Over the past decade, Latin American families have become increasingly likely to declare their wealth to tax authorities in their home countries, according to Martin Litwak, founder of Untitled (formerly Litwak & Partners), a Virgin Islands law firm that specialises in wealth structuring for that clientele.
“That’s a change for us because what we do has an impact which it didn’t in the past,” he told an audience of financial services professionals last month at a BVI Finance breakfast about the changing concerns of Latin American clients and how best to work with them.
Although Latin American families have for many years turned to the VI to incorporate companies for perfectly legal business, “They didn’t always think about the structure,” he said. “There was no tax information because it wasn’t declared. … If I had an undeclared asset as a BVI company and the owner dies, it [didn’t] matter how that person holds the shares, but it does matter now.”
Now that clients are declaring more of their assets, wills provide a market of legal services that VI professionals can tap into, he said. By his estimates, he said, only around three percent of Latin Americans have a will. When incorporating a company, he suggested, practitioners might ask clients how they will legally pass their wealth on to the next generation.
“We now have to plan as if everything will be declared and advised properly,” he said. “We will be advising them and adding value to their structure.”
New laws
However, despite changing ways of doing business, privacy remains the foremost concern for Latin Americans who use the VI, according to the speaker.
Citing the Mexican nongovernmental organisation Citizens’ Council for Public Security, Mr. Litwak said that 42 of the 50 “most insecure and violent” cities in the world are located in Latin America.
“Yes, they get a tax advantage [by using the VI] but that’s not the most important thing,” he said, adding that clients seek “a safe environment where their assets will not be confiscated. … [They] come from places where there is no rule of law.”
Their desire for privacy could pose a problem due to the United Kingdom’s plan to impose public company registers on the overseas territories by 2023.
As this threat looms, however, Mr.

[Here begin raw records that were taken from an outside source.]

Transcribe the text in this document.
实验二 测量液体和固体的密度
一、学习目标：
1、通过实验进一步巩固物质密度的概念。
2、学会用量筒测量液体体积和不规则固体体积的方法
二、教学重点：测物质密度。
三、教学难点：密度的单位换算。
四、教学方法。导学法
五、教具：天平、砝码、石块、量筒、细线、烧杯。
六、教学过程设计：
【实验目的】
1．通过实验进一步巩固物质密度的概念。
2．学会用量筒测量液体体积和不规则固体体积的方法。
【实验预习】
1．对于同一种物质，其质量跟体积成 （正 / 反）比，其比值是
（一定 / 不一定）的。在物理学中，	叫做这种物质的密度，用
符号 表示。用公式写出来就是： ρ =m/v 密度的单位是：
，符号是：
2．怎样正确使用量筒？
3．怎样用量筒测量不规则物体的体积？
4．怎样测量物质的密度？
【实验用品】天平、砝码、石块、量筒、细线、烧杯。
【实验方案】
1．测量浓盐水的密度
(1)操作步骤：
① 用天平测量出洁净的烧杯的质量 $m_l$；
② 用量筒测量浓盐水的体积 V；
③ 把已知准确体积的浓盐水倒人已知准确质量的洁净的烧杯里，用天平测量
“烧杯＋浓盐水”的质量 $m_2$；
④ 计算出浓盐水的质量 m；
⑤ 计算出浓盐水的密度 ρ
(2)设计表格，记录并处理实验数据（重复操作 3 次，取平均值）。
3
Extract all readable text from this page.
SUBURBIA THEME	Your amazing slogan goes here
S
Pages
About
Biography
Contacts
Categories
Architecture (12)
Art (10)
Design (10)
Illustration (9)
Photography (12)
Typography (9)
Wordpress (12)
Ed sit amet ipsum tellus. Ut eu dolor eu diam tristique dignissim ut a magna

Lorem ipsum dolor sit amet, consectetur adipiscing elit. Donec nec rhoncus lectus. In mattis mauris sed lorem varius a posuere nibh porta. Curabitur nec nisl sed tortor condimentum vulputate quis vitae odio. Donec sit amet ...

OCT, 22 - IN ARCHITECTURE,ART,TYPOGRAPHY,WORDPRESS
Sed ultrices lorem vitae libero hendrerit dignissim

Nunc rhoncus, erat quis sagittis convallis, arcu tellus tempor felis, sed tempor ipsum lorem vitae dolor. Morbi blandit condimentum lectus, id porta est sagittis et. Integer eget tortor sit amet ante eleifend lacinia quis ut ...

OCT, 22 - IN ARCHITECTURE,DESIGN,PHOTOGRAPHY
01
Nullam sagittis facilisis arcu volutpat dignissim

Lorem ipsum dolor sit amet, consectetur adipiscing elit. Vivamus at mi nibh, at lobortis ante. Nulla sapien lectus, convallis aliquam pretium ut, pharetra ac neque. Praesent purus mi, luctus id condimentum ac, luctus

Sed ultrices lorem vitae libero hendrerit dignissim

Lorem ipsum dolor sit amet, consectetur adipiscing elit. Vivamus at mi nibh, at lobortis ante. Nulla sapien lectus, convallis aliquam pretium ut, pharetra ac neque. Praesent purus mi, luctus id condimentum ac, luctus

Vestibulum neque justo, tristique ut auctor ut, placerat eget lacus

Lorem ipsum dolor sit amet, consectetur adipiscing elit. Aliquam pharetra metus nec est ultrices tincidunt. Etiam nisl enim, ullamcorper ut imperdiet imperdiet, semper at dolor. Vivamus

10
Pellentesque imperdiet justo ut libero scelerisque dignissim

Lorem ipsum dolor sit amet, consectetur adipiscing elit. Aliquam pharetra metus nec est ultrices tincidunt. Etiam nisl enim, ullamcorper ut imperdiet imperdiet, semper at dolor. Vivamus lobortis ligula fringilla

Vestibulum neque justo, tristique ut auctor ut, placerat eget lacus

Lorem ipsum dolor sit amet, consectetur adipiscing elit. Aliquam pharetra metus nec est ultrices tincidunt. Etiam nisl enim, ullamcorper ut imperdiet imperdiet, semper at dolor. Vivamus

Litwak said he has seen memos circulating to clients featuring incomplete information about the registers.
“They will move to Nevis and they will have that same problem one year later,” he said.
Better communication, he added, is urgently needed.
“We wait until we have substantial information,” he said. “We try to inform.”
The same goes for advising clients on the new economic substance requirements for VI-registered companies, he explained.
“I saw 20 memos circulating in the first week of January this year [on economic substance],” he said, even though the draft code, which provided guidance on how to comply with the legislation, was not released until the spring. “Marketing is important. … Frightening your clients with information that is not precise is not.”
Besides, he estimated that 75 percent of Latin American clients’ companies will not fall within the scope of the act.
“This is just free advice from someone who has worked the region for many, many years,” he said. “We promote freedom, but we have to have good practice as well.”